| JOHN HENRY, JR
AS A SOCIETY we, for the most part, tend to avoid conversations about sex. The very topic makes us uncomfortable and self-conscious, even when talking to people with whom we are having sexual relations. This reality has resulted in many negative outcomes, including wide-spread misinformation on sexual health and public safety. I encourage people every day to talk about sex and to learn all that there is to know about their bodies and how they work. We too often forget that sex is a unique experience for each individual body. For trans* people, this information and these conversations can be even more difficult to navigate.
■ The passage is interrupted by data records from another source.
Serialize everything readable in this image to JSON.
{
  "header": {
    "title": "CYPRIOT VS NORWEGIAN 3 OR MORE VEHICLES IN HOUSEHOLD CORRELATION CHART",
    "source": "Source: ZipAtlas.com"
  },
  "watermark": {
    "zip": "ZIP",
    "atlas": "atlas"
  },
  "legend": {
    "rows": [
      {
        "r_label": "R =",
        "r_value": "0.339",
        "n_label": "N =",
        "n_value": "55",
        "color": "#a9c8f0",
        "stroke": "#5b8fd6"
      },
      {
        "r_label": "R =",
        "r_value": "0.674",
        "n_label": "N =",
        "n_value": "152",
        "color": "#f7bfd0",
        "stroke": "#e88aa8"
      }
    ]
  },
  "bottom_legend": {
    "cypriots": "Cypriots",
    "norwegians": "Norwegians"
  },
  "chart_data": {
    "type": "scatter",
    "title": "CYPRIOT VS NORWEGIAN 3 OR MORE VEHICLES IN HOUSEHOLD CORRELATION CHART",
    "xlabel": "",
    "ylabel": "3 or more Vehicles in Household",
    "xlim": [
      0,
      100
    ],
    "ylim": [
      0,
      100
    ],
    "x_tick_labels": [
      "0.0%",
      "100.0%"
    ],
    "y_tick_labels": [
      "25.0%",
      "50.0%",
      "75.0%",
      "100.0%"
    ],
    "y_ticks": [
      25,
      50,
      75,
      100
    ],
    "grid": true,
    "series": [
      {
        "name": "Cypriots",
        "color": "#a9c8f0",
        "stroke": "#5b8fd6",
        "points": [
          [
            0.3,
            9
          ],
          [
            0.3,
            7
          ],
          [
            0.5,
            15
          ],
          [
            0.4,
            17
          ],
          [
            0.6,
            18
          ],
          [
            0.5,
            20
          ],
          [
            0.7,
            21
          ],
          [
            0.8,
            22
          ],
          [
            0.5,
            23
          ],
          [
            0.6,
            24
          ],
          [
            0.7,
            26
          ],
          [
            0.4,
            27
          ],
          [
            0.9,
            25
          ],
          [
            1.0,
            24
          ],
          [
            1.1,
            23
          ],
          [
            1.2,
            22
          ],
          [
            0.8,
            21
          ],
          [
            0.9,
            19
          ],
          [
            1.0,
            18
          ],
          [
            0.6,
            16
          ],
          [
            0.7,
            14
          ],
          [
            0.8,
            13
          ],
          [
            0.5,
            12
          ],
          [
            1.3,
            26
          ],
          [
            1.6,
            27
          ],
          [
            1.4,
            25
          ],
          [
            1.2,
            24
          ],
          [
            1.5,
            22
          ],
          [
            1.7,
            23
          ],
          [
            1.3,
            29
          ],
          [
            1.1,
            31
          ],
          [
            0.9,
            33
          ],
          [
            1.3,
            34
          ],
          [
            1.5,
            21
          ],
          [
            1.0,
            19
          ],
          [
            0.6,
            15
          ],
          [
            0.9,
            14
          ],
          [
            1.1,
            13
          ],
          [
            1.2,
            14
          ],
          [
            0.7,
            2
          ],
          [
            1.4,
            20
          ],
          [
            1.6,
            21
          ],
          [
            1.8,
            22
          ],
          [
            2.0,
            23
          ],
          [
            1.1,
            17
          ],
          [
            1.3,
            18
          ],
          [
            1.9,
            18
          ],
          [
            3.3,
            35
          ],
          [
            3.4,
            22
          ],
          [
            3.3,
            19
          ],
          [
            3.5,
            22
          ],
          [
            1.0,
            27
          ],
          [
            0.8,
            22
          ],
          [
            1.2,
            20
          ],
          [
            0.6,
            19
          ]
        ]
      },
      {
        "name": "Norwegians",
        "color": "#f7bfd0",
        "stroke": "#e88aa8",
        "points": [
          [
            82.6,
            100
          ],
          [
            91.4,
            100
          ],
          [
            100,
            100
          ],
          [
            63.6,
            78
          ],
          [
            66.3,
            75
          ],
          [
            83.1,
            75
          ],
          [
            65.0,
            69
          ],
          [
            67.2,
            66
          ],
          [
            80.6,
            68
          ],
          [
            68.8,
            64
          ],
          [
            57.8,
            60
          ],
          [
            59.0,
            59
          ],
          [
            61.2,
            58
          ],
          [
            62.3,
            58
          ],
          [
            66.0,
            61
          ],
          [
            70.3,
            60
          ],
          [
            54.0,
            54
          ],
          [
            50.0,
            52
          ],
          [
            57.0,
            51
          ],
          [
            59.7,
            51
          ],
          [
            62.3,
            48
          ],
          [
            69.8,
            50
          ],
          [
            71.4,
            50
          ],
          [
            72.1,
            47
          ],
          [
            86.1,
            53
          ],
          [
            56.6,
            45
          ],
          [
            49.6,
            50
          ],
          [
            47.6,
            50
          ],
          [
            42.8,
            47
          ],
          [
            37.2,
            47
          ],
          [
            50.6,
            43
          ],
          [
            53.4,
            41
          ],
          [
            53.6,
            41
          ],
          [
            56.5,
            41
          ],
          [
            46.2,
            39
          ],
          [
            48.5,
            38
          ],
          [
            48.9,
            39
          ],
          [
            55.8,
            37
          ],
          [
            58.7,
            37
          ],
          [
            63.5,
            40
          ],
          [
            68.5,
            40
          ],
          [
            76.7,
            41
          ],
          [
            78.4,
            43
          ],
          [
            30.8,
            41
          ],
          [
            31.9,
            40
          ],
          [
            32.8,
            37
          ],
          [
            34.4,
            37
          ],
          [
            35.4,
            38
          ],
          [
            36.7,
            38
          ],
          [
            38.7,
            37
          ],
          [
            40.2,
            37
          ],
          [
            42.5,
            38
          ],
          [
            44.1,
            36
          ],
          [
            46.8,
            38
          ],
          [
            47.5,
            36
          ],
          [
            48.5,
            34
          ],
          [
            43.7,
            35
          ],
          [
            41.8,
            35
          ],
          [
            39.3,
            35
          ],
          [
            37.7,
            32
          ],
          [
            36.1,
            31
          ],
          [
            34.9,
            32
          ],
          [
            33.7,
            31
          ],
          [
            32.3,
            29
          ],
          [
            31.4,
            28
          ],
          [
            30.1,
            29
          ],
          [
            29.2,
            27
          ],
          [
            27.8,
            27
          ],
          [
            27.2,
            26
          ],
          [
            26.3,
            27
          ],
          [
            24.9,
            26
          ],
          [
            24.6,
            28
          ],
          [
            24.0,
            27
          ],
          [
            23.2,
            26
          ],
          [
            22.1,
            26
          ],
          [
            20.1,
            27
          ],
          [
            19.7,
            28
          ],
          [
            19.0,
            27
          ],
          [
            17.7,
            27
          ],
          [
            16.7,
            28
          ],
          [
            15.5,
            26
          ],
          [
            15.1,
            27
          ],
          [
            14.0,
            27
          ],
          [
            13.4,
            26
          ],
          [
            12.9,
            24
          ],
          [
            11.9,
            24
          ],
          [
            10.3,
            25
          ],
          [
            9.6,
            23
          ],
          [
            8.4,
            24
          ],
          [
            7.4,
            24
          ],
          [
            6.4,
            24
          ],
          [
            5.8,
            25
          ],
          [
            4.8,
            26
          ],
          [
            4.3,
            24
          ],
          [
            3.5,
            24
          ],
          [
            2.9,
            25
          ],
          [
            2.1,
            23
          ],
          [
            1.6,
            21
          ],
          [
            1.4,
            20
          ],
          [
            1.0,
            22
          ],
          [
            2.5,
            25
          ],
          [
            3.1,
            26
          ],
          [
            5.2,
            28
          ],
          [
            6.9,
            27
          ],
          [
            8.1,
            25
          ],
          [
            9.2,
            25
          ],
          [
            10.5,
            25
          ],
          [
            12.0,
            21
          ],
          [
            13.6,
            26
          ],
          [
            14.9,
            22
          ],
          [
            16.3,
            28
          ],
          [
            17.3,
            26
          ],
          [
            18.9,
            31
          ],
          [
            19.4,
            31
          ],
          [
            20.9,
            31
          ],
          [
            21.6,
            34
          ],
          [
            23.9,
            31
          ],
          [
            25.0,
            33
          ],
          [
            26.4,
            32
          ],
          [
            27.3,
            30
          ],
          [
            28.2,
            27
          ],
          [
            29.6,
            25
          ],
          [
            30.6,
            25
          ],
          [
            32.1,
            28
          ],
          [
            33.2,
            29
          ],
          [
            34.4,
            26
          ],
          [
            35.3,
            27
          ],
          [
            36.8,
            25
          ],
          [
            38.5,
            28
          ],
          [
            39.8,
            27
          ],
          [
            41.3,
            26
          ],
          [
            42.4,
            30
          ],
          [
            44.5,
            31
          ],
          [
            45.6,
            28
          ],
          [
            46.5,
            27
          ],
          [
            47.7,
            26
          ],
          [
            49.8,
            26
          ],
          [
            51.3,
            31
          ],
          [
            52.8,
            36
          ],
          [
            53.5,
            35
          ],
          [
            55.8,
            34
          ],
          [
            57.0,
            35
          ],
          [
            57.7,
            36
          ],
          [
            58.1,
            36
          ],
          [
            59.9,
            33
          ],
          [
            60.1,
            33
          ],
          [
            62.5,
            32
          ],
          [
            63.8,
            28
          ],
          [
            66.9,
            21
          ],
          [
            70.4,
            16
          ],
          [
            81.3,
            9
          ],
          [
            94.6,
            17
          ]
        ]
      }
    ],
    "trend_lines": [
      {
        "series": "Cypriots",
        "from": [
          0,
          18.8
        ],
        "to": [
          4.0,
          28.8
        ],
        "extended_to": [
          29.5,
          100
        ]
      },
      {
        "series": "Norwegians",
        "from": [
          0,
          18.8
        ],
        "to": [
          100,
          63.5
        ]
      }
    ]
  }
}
The trans* community has long struggled with acceptance and understanding of their identity from gay and straight cisgender people, or individuals who do not feel a conflict between the sex they were assigned at birth, their bodies, and their personal identity. Never is this struggle more apparent than when we talk about sex and anatomy as it relates to trans* people.
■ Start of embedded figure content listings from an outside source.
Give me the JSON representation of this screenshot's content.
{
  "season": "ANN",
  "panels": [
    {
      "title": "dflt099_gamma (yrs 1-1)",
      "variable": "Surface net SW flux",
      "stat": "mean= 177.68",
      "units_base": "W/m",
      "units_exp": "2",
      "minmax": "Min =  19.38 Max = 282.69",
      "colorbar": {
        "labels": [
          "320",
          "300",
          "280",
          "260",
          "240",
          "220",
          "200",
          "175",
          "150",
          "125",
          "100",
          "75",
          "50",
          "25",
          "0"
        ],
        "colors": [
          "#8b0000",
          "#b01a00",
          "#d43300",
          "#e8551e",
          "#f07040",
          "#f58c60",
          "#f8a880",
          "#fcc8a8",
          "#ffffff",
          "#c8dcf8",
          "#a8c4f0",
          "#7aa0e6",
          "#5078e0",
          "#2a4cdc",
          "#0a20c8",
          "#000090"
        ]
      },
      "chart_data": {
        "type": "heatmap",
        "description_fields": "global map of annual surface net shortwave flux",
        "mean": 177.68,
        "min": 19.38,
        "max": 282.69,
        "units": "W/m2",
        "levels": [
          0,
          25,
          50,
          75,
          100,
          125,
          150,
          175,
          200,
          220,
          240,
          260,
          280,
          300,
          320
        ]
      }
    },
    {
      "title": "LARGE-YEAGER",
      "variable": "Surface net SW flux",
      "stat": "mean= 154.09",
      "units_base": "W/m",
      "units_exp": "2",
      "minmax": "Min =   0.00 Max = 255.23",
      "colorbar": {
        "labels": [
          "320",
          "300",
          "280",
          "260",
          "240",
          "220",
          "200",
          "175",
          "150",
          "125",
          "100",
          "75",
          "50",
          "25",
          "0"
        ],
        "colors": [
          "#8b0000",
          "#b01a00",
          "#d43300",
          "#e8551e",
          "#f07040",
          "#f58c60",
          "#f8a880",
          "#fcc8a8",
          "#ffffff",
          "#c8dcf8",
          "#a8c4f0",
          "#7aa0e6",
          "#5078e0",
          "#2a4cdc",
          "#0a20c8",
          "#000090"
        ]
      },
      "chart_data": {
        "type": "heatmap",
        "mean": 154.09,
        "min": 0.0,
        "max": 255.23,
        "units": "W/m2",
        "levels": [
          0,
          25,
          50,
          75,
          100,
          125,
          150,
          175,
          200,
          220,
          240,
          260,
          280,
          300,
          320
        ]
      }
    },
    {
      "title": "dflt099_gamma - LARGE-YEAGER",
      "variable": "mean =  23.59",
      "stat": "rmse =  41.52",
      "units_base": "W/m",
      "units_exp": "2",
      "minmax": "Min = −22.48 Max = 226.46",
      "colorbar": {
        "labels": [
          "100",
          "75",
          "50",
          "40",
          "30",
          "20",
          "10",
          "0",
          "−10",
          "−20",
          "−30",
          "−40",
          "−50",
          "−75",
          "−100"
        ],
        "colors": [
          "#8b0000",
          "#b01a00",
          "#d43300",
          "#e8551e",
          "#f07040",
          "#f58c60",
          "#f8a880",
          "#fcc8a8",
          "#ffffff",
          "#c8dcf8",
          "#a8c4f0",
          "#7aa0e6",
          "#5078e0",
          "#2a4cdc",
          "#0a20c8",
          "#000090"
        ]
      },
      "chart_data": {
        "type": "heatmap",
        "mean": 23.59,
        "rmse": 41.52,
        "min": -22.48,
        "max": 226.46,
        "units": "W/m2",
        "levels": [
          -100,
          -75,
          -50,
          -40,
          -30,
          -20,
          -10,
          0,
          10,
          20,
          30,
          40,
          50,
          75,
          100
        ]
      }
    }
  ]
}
How do we come to understand and appreciate the uniqueness of our trans* community members without being offensive and objectifying trans* individuals? I do not have, nor do I claim to have, all of the answers. I, like most, strive to understand how to navigate these complex issues in a way that does not reduce a person to what body parts they do or do not have and what they do with them.
Let me be clear that it is absolutely unacceptable to ask questions about anyone’s anatomy or sexual practices in most social situations. However, as we muddle through the seemingly endless preferred terms and acceptable pronouns of trans* individuals, what is most important to remember is that trans* people, like all people, are individuals, with individual needs, preferences and health concerns. Reducing anyone to an anatomic difference or sexual variant is no less harmful than judging someone based on the color of their skin. Trans* identities can remind all of us that our sexual practices are always unique and that it is inour best interests not to assume things about our partners’ bodies, regardless of how they identify. Communicating about our needs while protecting ourselves and our partners is, as always, key to maintaining sexual health.
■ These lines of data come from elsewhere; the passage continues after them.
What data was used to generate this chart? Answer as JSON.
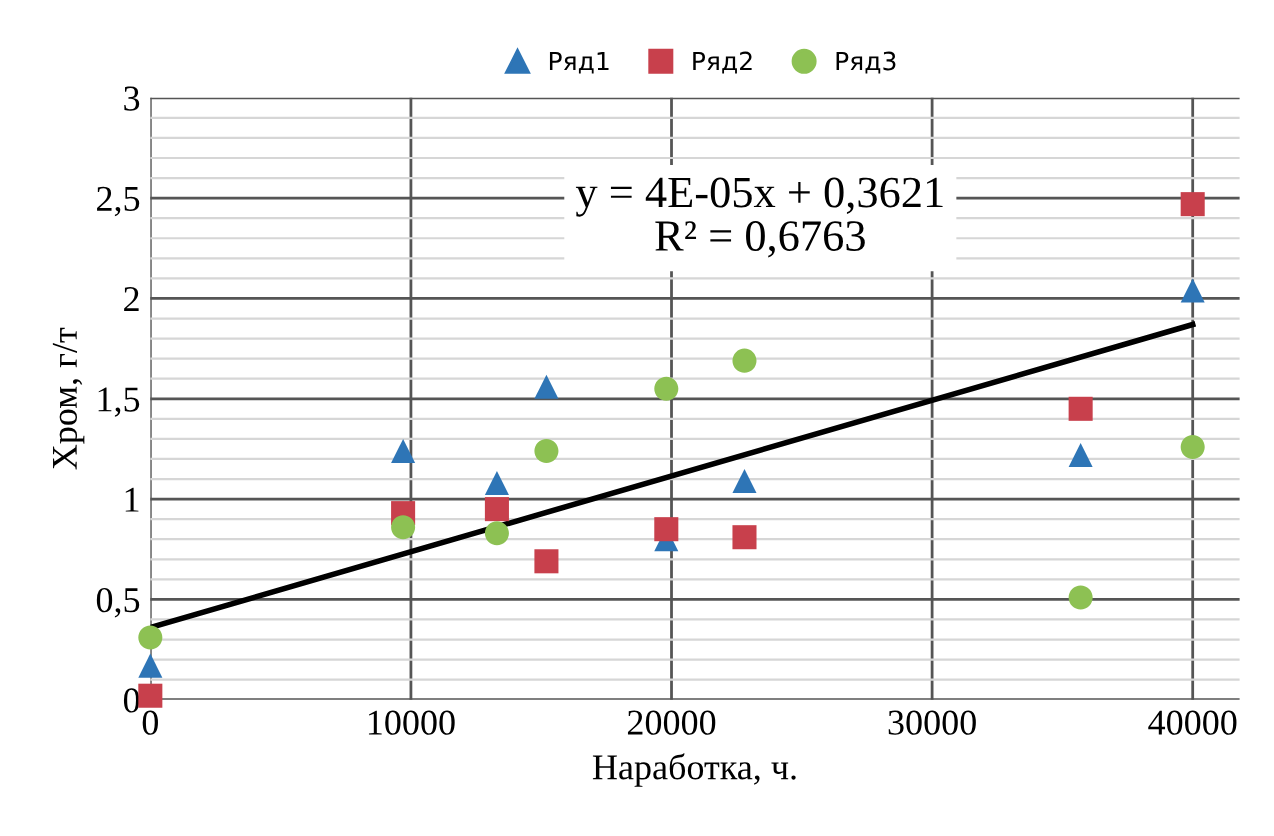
{
  "chart_data": {
    "type": "scatter",
    "xlabel": "Наработка, ч.",
    "ylabel": "Хром, г/т",
    "x": [
      0,
      9700,
      13300,
      15200,
      19800,
      22800,
      35700,
      40000
    ],
    "series": [
      {
        "name": "Ряд1",
        "color": "#2e75b6",
        "marker": "triangle",
        "values": [
          0.17,
          1.24,
          1.08,
          1.56,
          0.8,
          1.09,
          1.22,
          2.04
        ]
      },
      {
        "name": "Ряд2",
        "color": "#c8404c",
        "marker": "square",
        "values": [
          0.02,
          0.93,
          0.95,
          0.69,
          0.85,
          0.81,
          1.45,
          2.47
        ]
      },
      {
        "name": "Ряд3",
        "color": "#8dc153",
        "marker": "circle",
        "values": [
          0.31,
          0.86,
          0.83,
          1.24,
          1.55,
          1.69,
          0.51,
          1.26
        ]
      },
      {
        "type": "line",
        "color": "#000000",
        "marker": "none",
        "x": [
          0,
          40000
        ],
        "values": [
          0.36,
          1.87
        ]
      }
    ],
    "xlim": [
      0,
      41800
    ],
    "xticks": [
      0,
      10000,
      20000,
      30000,
      40000
    ],
    "ylim": [
      0,
      3
    ],
    "yticks": [
      0,
      {
        "value": 0.1,
        "label": null
      },
      {
        "value": 0.2,
        "label": null
      },
      {
        "value": 0.3,
        "label": null
      },
      {
        "value": 0.4,
        "label": null
      },
      {
        "value": 0.5,
        "label": "0,5"
      },
      {
        "value": 0.6,
        "label": null
      },
      {
        "value": 0.7,
        "label": null
      },
      {
        "value": 0.8,
        "label": null
      },
      {
        "value": 0.9,
        "label": null
      },
      1,
      {
        "value": 1.1,
        "label": null
      },
      {
        "value": 1.2,
        "label": null
      },
      {
        "value": 1.3,
        "label": null
      },
      {
        "value": 1.4,
        "label": null
      },
      {
        "value": 1.5,
        "label": "1,5"
      },
      {
        "value": 1.6,
        "label": null
      },
      {
        "value": 1.7,
        "label": null
      },
      {
        "value": 1.8,
        "label": null
      },
      {
        "value": 1.9,
        "label": null
      },
      2,
      {
        "value": 2.1,
        "label": null
      },
      {
        "value": 2.2,
        "label": null
      },
      {
        "value": 2.3,
        "label": null
      },
      {
        "value": 2.4,
        "label": null
      },
      {
        "value": 2.5,
        "label": "2,5"
      },
      {
        "value": 2.6,
        "label": null
      },
      {
        "value": 2.7,
        "label": null
      },
      {
        "value": 2.8,
        "label": null
      },
      {
        "value": 2.9,
        "label": null
      },
      3
    ],
    "grid": true,
    "legend": "top",
    "annotations": [
      "y = 4E-05x + 0,3621",
      "R² = 0,6763"
    ]
  }
}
Many of us are moving toward an understanding that trans* individuals are as unique a population as any. There is not one singular trans* identity, just as there is no singular gay identity, lesbian identity or bisexual identity. We are all the architects of our own identities. We have individual interests and abilities far beyond our gender and sexual identity. We all must work to better understand and value the full range of identity possibilities and respect people for what they are: human beings who can love, think and strive to create a better world for everyone.